Mark Toshner from the University of Cambridge just wrote this brilliant explainer in The Conversation:

"As a clinical trials doctor, I am going to tell you what I do for most of those ten years – and it is not very much.

I’m not lazy. I submit grants, have them rejected, resubmit them, wait for review, resubmit them somewhere else, sometimes in a loop of doom. When I am lucky enough to get trials funded, I then spend months on submitting to ethics boards.

I wait for regulators, deal with personnel changes at the drugs company and a “change of focus” away from my trials, and eventually, if I am very lucky, I spend time setting up trials: finding sites, training sites, panicking because recruitment is poor, finding more sites.

I then usually have more regulatory issues and, finally, if my big pot of luck is not used up, I might have a viable therapy – or not."
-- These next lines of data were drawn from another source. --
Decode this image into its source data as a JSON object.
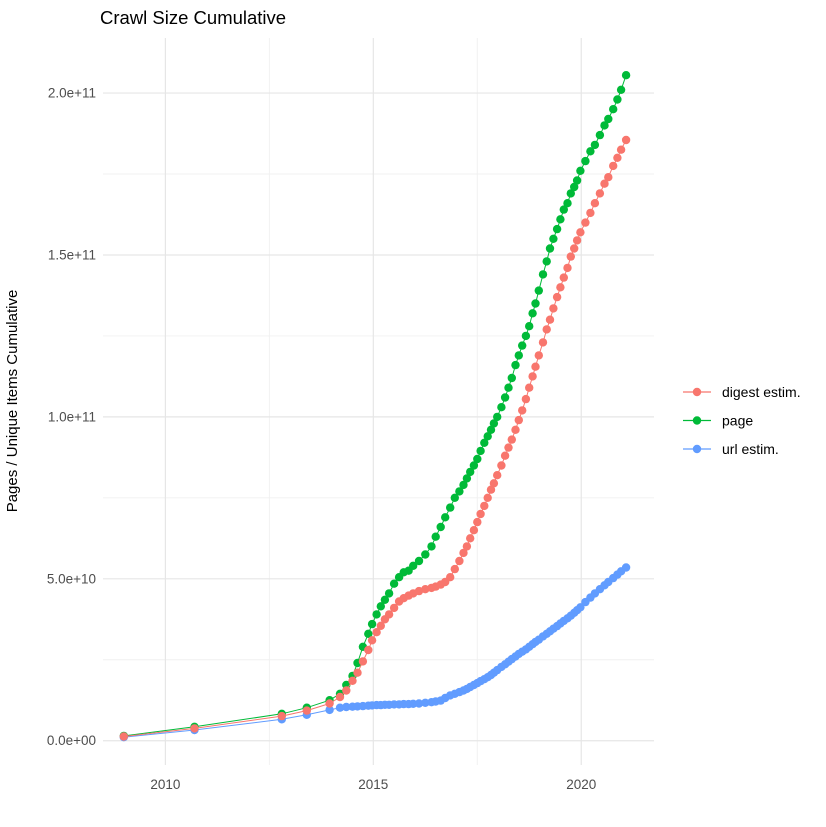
{
  "chart_data": {
    "type": "scatter",
    "title": "Crawl Size Cumulative",
    "xlabel": "",
    "ylabel": "Pages / Unique Items Cumulative",
    "legend_position": "right",
    "grid": true,
    "background_color": "#FFFFFF",
    "grid_major_color": "#E6E6E6",
    "grid_minor_color": "#F0F0F0",
    "axis_text_color": "#4D4D4D",
    "title_color": "#000000",
    "xlim": [
      2008.5,
      2021.75
    ],
    "ylim": [
      -7500000000.0,
      217000000000.0
    ],
    "x_ticks": [
      {
        "label": "2010",
        "value": 2010
      },
      {
        "label": "2015",
        "value": 2015
      },
      {
        "label": "2020",
        "value": 2020
      }
    ],
    "x_minor": [
      2012.5,
      2017.5
    ],
    "y_ticks": [
      {
        "label": "0.0e+00",
        "value": 0
      },
      {
        "label": "5.0e+10",
        "value": 50000000000.0
      },
      {
        "label": "1.0e+11",
        "value": 100000000000.0
      },
      {
        "label": "1.5e+11",
        "value": 150000000000.0
      },
      {
        "label": "2.0e+11",
        "value": 200000000000.0
      }
    ],
    "y_minor": [
      25000000000.0,
      75000000000.0,
      125000000000.0,
      175000000000.0
    ],
    "x_years": [
      2009.0,
      2010.7,
      2012.8,
      2013.4,
      2013.95,
      2014.2,
      2014.35,
      2014.5,
      2014.62,
      2014.75,
      2014.88,
      2014.97,
      2015.08,
      2015.18,
      2015.28,
      2015.38,
      2015.5,
      2015.62,
      2015.73,
      2015.85,
      2015.96,
      2016.1,
      2016.25,
      2016.4,
      2016.5,
      2016.62,
      2016.73,
      2016.85,
      2016.96,
      2017.07,
      2017.17,
      2017.25,
      2017.33,
      2017.42,
      2017.5,
      2017.58,
      2017.67,
      2017.75,
      2017.83,
      2017.9,
      2017.98,
      2018.08,
      2018.17,
      2018.25,
      2018.33,
      2018.42,
      2018.5,
      2018.58,
      2018.67,
      2018.75,
      2018.83,
      2018.9,
      2018.98,
      2019.08,
      2019.17,
      2019.25,
      2019.33,
      2019.42,
      2019.5,
      2019.58,
      2019.67,
      2019.75,
      2019.83,
      2019.9,
      2019.98,
      2020.1,
      2020.22,
      2020.33,
      2020.45,
      2020.56,
      2020.65,
      2020.77,
      2020.87,
      2020.96,
      2021.08
    ],
    "series": [
      {
        "name": "digest estim.",
        "color": "#F8766D",
        "values": [
          1300000000.0,
          3800000000.0,
          7600000000.0,
          9300000000.0,
          11500000000.0,
          13500000000.0,
          15500000000.0,
          18500000000.0,
          21000000000.0,
          24500000000.0,
          28000000000.0,
          31000000000.0,
          33500000000.0,
          35500000000.0,
          37500000000.0,
          39000000000.0,
          41000000000.0,
          43000000000.0,
          44000000000.0,
          44800000000.0,
          45500000000.0,
          46200000000.0,
          46800000000.0,
          47200000000.0,
          47600000000.0,
          48200000000.0,
          49000000000.0,
          50500000000.0,
          53000000000.0,
          55500000000.0,
          58000000000.0,
          60000000000.0,
          62500000000.0,
          65000000000.0,
          67500000000.0,
          70000000000.0,
          72500000000.0,
          75000000000.0,
          77500000000.0,
          79500000000.0,
          82000000000.0,
          85000000000.0,
          88000000000.0,
          90500000000.0,
          93000000000.0,
          96000000000.0,
          99000000000.0,
          102000000000.0,
          105500000000.0,
          109000000000.0,
          112500000000.0,
          115500000000.0,
          119000000000.0,
          123000000000.0,
          127000000000.0,
          130000000000.0,
          133500000000.0,
          137000000000.0,
          140000000000.0,
          143000000000.0,
          146000000000.0,
          149500000000.0,
          152000000000.0,
          154500000000.0,
          157000000000.0,
          160000000000.0,
          163000000000.0,
          166000000000.0,
          169000000000.0,
          172000000000.0,
          174000000000.0,
          177500000000.0,
          180000000000.0,
          182500000000.0,
          185500000000.0
        ]
      },
      {
        "name": "page",
        "color": "#00BA38",
        "values": [
          1500000000.0,
          4300000000.0,
          8300000000.0,
          10200000000.0,
          12500000000.0,
          14500000000.0,
          17200000000.0,
          20000000000.0,
          24000000000.0,
          29000000000.0,
          33000000000.0,
          36000000000.0,
          39000000000.0,
          41500000000.0,
          43500000000.0,
          45500000000.0,
          48500000000.0,
          50500000000.0,
          52000000000.0,
          52500000000.0,
          54000000000.0,
          55500000000.0,
          57500000000.0,
          60000000000.0,
          63000000000.0,
          66000000000.0,
          69000000000.0,
          72000000000.0,
          75000000000.0,
          77000000000.0,
          79000000000.0,
          81000000000.0,
          83000000000.0,
          85000000000.0,
          87000000000.0,
          89500000000.0,
          92000000000.0,
          94000000000.0,
          96000000000.0,
          98000000000.0,
          100000000000.0,
          103000000000.0,
          106000000000.0,
          109000000000.0,
          112000000000.0,
          116000000000.0,
          119000000000.0,
          122000000000.0,
          125000000000.0,
          128000000000.0,
          132000000000.0,
          135000000000.0,
          139000000000.0,
          144000000000.0,
          148000000000.0,
          152000000000.0,
          155000000000.0,
          158000000000.0,
          161000000000.0,
          164000000000.0,
          166000000000.0,
          169000000000.0,
          171000000000.0,
          173000000000.0,
          176000000000.0,
          179000000000.0,
          182000000000.0,
          184000000000.0,
          187000000000.0,
          190000000000.0,
          192000000000.0,
          195000000000.0,
          198000000000.0,
          201000000000.0,
          205500000000.0
        ]
      },
      {
        "name": "url estim.",
        "color": "#619CFF",
        "values": [
          1100000000.0,
          3300000000.0,
          6600000000.0,
          8000000000.0,
          9500000000.0,
          10200000000.0,
          10400000000.0,
          10500000000.0,
          10600000000.0,
          10700000000.0,
          10800000000.0,
          10900000000.0,
          11000000000.0,
          11000000000.0,
          11100000000.0,
          11100000000.0,
          11200000000.0,
          11200000000.0,
          11300000000.0,
          11300000000.0,
          11400000000.0,
          11500000000.0,
          11700000000.0,
          11900000000.0,
          12100000000.0,
          12400000000.0,
          13200000000.0,
          14000000000.0,
          14500000000.0,
          15000000000.0,
          15500000000.0,
          16000000000.0,
          16600000000.0,
          17200000000.0,
          17800000000.0,
          18400000000.0,
          19000000000.0,
          19600000000.0,
          20300000000.0,
          21000000000.0,
          21800000000.0,
          22800000000.0,
          23600000000.0,
          24400000000.0,
          25200000000.0,
          26000000000.0,
          26800000000.0,
          27500000000.0,
          28200000000.0,
          29000000000.0,
          29800000000.0,
          30500000000.0,
          31200000000.0,
          32200000000.0,
          33000000000.0,
          33800000000.0,
          34600000000.0,
          35400000000.0,
          36200000000.0,
          37000000000.0,
          37800000000.0,
          38600000000.0,
          39500000000.0,
          40300000000.0,
          41200000000.0,
          42800000000.0,
          44200000000.0,
          45500000000.0,
          46800000000.0,
          48000000000.0,
          49000000000.0,
          50200000000.0,
          51300000000.0,
          52300000000.0,
          53500000000.0
        ]
      }
    ],
    "draw_order": [
      "page",
      "url estim.",
      "digest estim."
    ],
    "point_radius": 4.2
  }
}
Some comments from TranspariMED:

  • Even after a trial has been completed, researchers typically take 2-3 years to get their results published in a journal. They submit to the first journal, get rejected, second journal, another rejection, finally the third journal accepts it but the peer review and publication process takes many months. That is why the WHO has called for all clinical trial results to be made public on trial registries, where no such barriers exist, within 12 months of trial completion.

  • Regulators, ethics boards and journal editors have speeded up many processes for Covid trials because these trials are seen as "urgent". While this is welcome, people with incurable forms of cancer and other diseases are also in a situation where medical research is "urgent". Going forward, the medical research community needs to take a long and hard look at how patients' urgency can be translated into faster trial approval and publication, for all clinical trials.

The UK's Health Research Authority (which oversees ethics approvals) is piloting two ways to streamline clinical trials approval : a fast-track ethics review process, and a combined regulatory-and-ethics-approval application pathway for new drug trials.